Archive for the ‘Various Video Codecs’ Category

Looking at Aware MotionWavelets

Sunday, December 26th, 2021

I wanted to reverse-engineer and implement some wavelet codec just for the sake of it. And finally I’ve managed to do that.

Initially I wanted to finish Rududu Video codec (I’ve looked at it briefly and one of the funny things is that the opensource release of Rududu Image codec does not match the actual binary specification, even arithmetic coder is different), but it turns out there’re no samples in the usual place so I just picked something that has some samples already.

The codec turned out to employ some tricks so I had to resort to collecting debug information in order to understand band structure (all band dimensions are implicit, you need to know them and the order to decode it all successfully). Then it turned out that band data is coded in boustrophedon order instead of the usual raster scan. And finally there’s fun with scaling: vertical transform is the same as horizontal one but the output is scaled by 128. Beside that it’s rather unremarkable.

Anyway, I got slightly deeper knowledge about the inner workings of wavelet codecs and it should not bother me any longer. It’s time to slack off before doing something else.

Some words on QT Animation (SMC) codec

Tuesday, August 10th, 2021

A recent question about buggy SMC decoding led me deep into QuickTime specification to look at the codec missing opcode. And there are some noteworthy things here as well.

Back in the day there was the multimedia player for Unix called XAnim. Its last release was in 1999—before other opensource multimedia player projects have started! It was both feature-rich (e.g. it could step frames forward and backwards, something that not all current media players can do) and had an excellent codec support for the time.

Somehow its author reverse engineered (long before the era of decompilers too) a lot of codecs and somehow managed to obtain the sources for e.g. Indeo and while he could not provide them, he offered them for a wide variety of architectures—Alpha, MIPS, Sparc, PowerPC, x86. It was a treasure trove for formats and lots of the decoders were ported to other projects (even I did that for one or two codecs) and binary codecs were a great help in reverse-engineering efforts as well.

Now to SMC itself. Formally it’s QuickTime Animation codec but people call it after its FOURCC which is “smc “, probably after the author’s initials.

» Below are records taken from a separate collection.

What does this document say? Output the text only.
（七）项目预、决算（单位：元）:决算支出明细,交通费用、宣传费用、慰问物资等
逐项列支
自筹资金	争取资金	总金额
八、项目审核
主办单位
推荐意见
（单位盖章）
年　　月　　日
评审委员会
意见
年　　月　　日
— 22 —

Opensource SMC decoders come from the same source (I based mine on the description in The Wiki but you can guess what that description is based on; and yes, back in the day e.g. MPlayer and Xine had their own decoders for various codecs before relying on libavcodec for everything). After looking at the binary specification I can say it looks exactly like it was reverse engineered from it directly (it has the same logic and data types but lacks sensible names). Anyway, the thing is that it does not handle opcode 0xF0 and I finally had an occasion to look at it.

I took QuickTime 6.3 binary specification for Windows (somehow the decoder ended in QuickTimeInternetExtras.qtx) and looked inside. It turns out that there are several decoding functions there (for different output formats) but they all do the same: handle 0xF0 opcode in exactly the same way as 0xE0 opcode (raw blocks), there are no differences there whatsoever.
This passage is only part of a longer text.